Swales will be created to collect and use rainwater more efficiently and work has already taken place to improve the ground so as to retain more water.

The successful planning application follows a refusal by Cornwall Council last year for change of use of the land to create an art and healing centre – refused on the grounds of unsuitable access.

Objectors have pointed out that the 150 square metre hardstanding currently granted is the same size as in the previous scheme.

Along with 31 members of the public who commented on Cornwall Council’s website, all in objection, Calstock Parish Council voted unanimously to recommend the project be refused.

Council members cited grounds of unsuitable access, especially for emergency vehicles, the generation of more traffic on the lane, and road safety.

One local person said that the lane was 2.4m wide at its narrowest point and another said: “I strongly object on the grounds of the proposed access which is via an unadopted farm track. This track was only ever designed to cope with horse and cart, pedestrians and livestock.”
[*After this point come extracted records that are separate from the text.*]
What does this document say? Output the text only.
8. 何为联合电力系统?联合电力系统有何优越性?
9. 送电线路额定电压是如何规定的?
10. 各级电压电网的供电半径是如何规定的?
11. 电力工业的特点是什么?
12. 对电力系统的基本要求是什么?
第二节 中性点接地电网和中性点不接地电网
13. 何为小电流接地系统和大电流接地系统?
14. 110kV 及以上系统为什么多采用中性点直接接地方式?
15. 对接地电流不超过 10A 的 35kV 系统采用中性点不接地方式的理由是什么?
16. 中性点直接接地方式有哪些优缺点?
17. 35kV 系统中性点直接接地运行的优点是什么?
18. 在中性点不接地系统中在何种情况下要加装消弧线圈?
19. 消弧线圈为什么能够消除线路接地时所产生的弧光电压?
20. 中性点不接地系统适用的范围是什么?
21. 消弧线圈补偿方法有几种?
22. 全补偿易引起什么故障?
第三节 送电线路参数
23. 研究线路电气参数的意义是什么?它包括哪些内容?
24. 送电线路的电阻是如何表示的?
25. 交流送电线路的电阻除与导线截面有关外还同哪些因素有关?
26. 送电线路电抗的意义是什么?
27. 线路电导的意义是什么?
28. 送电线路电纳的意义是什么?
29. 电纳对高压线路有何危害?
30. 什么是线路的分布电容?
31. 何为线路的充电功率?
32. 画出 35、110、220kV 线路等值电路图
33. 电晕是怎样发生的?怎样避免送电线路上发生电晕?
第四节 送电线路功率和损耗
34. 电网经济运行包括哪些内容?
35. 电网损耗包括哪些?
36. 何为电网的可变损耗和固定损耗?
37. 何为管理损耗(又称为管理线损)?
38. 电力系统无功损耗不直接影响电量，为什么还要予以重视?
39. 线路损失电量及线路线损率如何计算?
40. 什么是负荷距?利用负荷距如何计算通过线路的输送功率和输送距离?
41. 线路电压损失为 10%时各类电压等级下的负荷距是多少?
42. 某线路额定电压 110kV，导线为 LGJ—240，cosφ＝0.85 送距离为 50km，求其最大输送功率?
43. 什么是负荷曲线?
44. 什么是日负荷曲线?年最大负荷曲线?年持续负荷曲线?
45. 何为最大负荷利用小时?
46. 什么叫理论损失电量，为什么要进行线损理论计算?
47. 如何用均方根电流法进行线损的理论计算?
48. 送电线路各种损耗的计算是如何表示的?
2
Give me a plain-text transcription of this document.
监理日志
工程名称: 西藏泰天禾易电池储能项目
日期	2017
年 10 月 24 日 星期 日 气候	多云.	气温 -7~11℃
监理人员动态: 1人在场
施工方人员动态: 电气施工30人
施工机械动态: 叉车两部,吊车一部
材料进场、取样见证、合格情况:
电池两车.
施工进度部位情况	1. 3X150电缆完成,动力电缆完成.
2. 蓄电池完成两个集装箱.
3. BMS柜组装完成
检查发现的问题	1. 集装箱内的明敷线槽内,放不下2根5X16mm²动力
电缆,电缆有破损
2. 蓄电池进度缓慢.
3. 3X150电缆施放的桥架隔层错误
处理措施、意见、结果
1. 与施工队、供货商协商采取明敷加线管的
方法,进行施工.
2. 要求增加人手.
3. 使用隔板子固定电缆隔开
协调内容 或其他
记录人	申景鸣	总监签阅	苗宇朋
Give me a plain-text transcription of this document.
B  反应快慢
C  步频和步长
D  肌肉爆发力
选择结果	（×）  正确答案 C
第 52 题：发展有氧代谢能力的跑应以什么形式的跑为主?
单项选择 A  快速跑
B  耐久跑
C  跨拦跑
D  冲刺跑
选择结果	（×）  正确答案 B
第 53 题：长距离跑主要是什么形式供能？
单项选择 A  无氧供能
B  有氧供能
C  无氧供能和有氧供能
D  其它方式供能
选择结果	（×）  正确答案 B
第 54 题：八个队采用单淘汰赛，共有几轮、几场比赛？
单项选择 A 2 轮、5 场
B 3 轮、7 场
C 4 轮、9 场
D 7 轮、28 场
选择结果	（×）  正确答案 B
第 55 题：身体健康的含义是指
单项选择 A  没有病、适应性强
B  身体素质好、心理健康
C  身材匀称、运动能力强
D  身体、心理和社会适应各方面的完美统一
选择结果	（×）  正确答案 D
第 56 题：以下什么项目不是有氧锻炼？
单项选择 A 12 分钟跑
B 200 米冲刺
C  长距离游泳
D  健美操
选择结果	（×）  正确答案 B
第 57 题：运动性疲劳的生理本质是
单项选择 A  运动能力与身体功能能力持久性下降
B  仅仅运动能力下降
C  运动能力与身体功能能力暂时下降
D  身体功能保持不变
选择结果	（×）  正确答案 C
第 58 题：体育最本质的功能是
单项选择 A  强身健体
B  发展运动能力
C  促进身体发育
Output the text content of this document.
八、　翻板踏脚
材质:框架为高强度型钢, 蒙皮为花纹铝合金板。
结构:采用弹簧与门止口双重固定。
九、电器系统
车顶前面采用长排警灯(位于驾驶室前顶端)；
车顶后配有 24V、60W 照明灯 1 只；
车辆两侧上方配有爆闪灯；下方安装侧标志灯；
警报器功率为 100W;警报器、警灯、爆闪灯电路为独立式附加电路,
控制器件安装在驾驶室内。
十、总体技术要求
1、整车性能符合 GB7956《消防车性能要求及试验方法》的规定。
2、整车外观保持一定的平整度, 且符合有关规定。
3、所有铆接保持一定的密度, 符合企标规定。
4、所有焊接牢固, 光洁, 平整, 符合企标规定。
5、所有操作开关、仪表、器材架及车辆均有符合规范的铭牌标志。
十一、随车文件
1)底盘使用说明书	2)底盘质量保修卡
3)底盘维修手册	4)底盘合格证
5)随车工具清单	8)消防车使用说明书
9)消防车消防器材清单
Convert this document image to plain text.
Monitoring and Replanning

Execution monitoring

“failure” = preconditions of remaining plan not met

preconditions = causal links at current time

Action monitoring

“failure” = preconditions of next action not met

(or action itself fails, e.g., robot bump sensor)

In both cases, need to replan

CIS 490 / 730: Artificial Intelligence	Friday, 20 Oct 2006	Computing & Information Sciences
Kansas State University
In his report, planning officer George Shirley said: “Objections have focussed on the previously refused plans and suggest the art and healing centre remains the applicant's long-term aspiration. Nonetheless, this application does not seek consent for a change of use of the land and simply seeks consent for structures and operations which would help to achieve the management of the site as a smallholding. The provision of the pond, polytunnel and hard standing would all be considered reasonable and appropriate.

“This proposal would not result in any notable increases in traffic over and above what would be likely to arise from its existing use.

“It is well established that consent cannot be refused on hypothetical situations or the long-term intentions of the applicant - rather the application can and must only be considered on its current merits.”